The drink calls for specifically compound bitter orange, or a mixture of two parts Fernet to one part curacao. While this could be made a la minute, the creation of this prior to the actual drink helps to alleviate the stress of measuring out one third ounce of Fernet and one sixth ounce curacao. Seeing the rise of compound mixtures behind the stick is common, especially as a way to cut back on the time consumptioin for readily made drinks: how often do people want to make up a Zombie adding in each ingredient separately, rather than just performing the combinatorial exercise with a fraction of the motions by mixing up drink ingredients earlier in the evening or week. When behind the bar, the need to be efficacious is quite important, since it is an industry, and quality is not sacrificed in this way, especially if the drink is a repeat seller.
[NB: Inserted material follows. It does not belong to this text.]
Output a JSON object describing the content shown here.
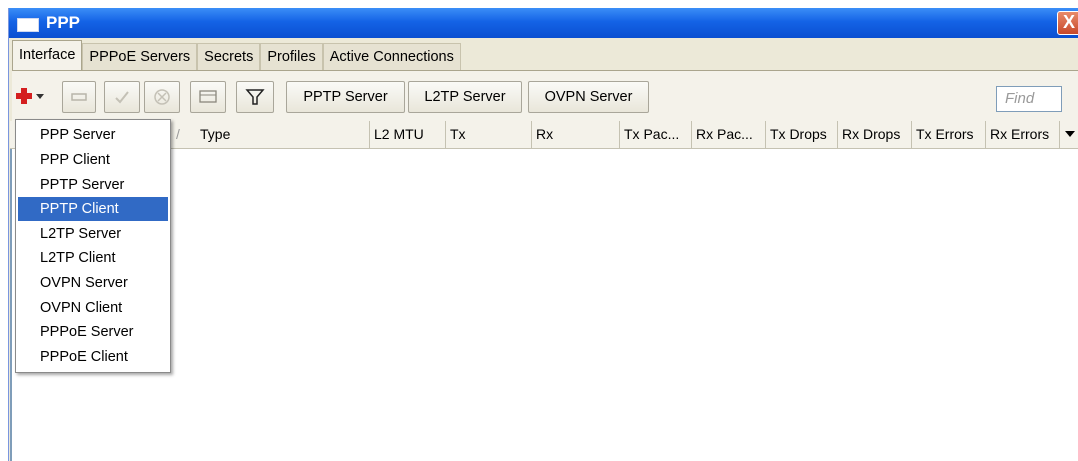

The only other thing to note is that Jackson, instead of using a simple syrup, uses sugar for this drink. While it is personal preference, Jackson ensures that the sugar is dissolved more readily by working with it at room temperature rather than after adding in ice or chilling the drink. Sugar, as you knwo if you are making a syrup, more easily dissolves in liquids at high temperature, and the inclusion of the soda water helps ensure the smoothness of the cocktail.
Storm Port Old Fashioned:
2 ounces English Harbot 5 Year
1/2 ounce compound bitter orange (2 parts Fernet to 1 part curacao)
A sugar cube
Dash of Angostura
Dash of Peychaud’s bitters
In the bottom of a mixing glass, add a sugar cube, and the bitters. Add a touch of soda and stir / muddle the sugar cube to get it to dissolve. After that, add in the rest of the ingredients, stir at room temperature, add ice, stir to chill, and strain onto the rocks. Garnish with a twist of lime.